Benny Hill meets Brahms
Sometimes, just sometimes, one can be working on composing music for a commissioned piece and the inevitable and unavoidable happens. The composer is overcome by a grace so profound and SO good that they have no choice but to question life and consciousness. The seismic, cerebral event is so powerful and inappropriate that they start reliving terrible events of their life in an effort to tamp down the further development, riffing if you will, of the initial electrical impulse. Like pouring holy water on brain waves ablaze... because nothing is more embarrassing than belly laughter at the expense of an out-of-tune cantor. For the assailant and the subject alike! We'll revisit that one later.

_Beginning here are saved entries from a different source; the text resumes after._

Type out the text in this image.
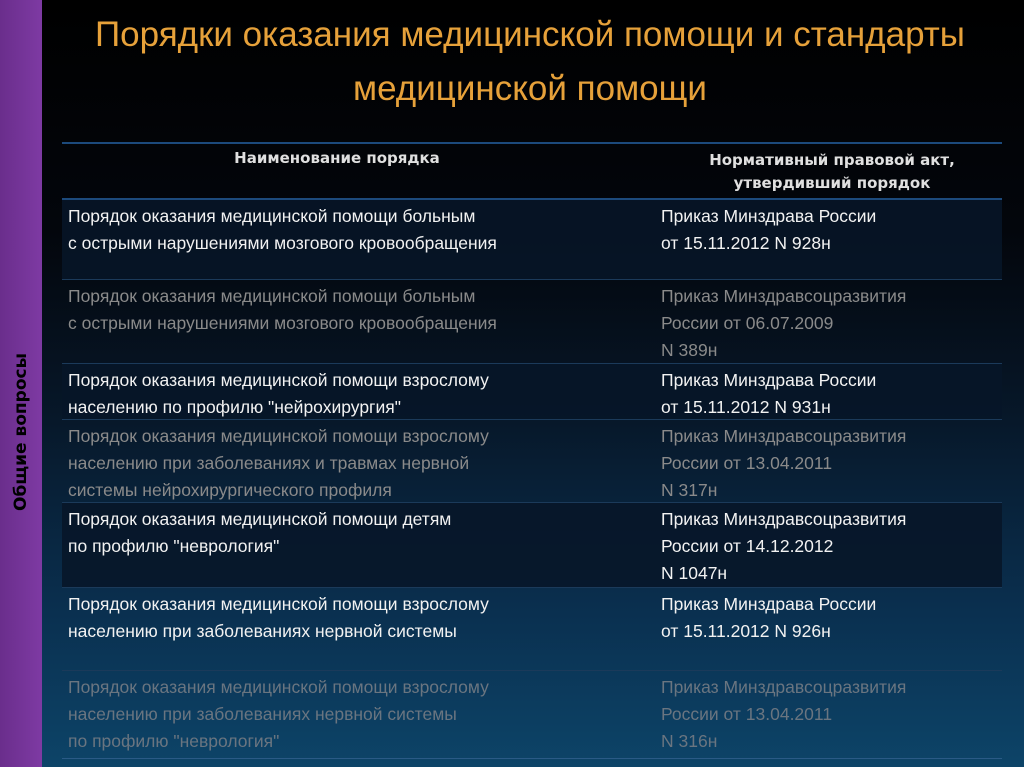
Общие вопросы
Порядки оказания медицинской помощи и стандарты медицинской помощи
Наименование порядка	Нормативный правовой акт,
утвердивший порядок
Порядок оказания медицинской помощи больным
с острыми нарушениями мозгового кровообращения
Приказ Минздрава России
от 15.11.2012 N 928н
Порядок оказания медицинской помощи больным
с острыми нарушениями мозгового кровообращения
Приказ Минздравсоцразвития
России от 06.07.2009
N 389н
Порядок оказания медицинской помощи взрослому
населению по профилю "нейрохирургия"
Приказ Минздрава России
от 15.11.2012 N 931н
Порядок оказания медицинской помощи взрослому
населению при заболеваниях и травмах нервной
системы нейрохирургического профиля
Приказ Минздравсоцразвития
России от 13.04.2011
N 317н
Порядок оказания медицинской помощи детям
по профилю "неврология"
Приказ Минздравсоцразвития
России от 14.12.2012
N 1047н
Порядок оказания медицинской помощи взрослому
населению при заболеваниях нервной системы
Приказ Минздрава России
от 15.11.2012 N 926н
Порядок оказания медицинской помощи взрослому
населению при заболеваниях нервной системы
по профилю "неврология"
Приказ Минздравсоцразвития
России от 13.04.2011
N 316н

When I was writing Grüve for Orchestra I set out to take care of the appropriate steps in mapping out a scene: I watched it a few times with and without the sound design, discerned a starting tempo and potential points on the timeline where music could be accented or *gulp* subtracted from the scene, read through the brief from the producers, allowed myself the freedom to feel everything and journaled those thoughts, chose how many instruments would be in the ensemble, which player or section might have the melody when, and so on.
As I spotted the film for the 2nd or 3rd time I noticed a momentary shift of the mood and rhythm of this one scene. A moment when the heroine's pup leaps into the air a la Wyle E. Coyote and has his clock cleaned while snatching the magic crystal from its flight path. The meter change was plain as day. We could be in 3/4 for just a moment! Long enough for me to sneak in the 'ya da dum' from the Brahms Lullaby. Despite how seriously I was taking the task of composing this piece I just couldn't let this moment in my life go unrecognized; forgotten forever because of a fear of being 'out of bounds'. Well, I did it! I think what makes it so fun is the instantaneous nature of the thematic shift amidst the peril of the scene. And, whether this little je ne sais quoi made it through to the final edit or was just for my own enjoyment never to be heard by others, imagination and a little risk breed progress.
I hope you find the use of the Brahms Lullaby and the Benny Hill style trombone and trumpet rips to be enjoyable. And if not, please enjoy the rest of the soundtrack!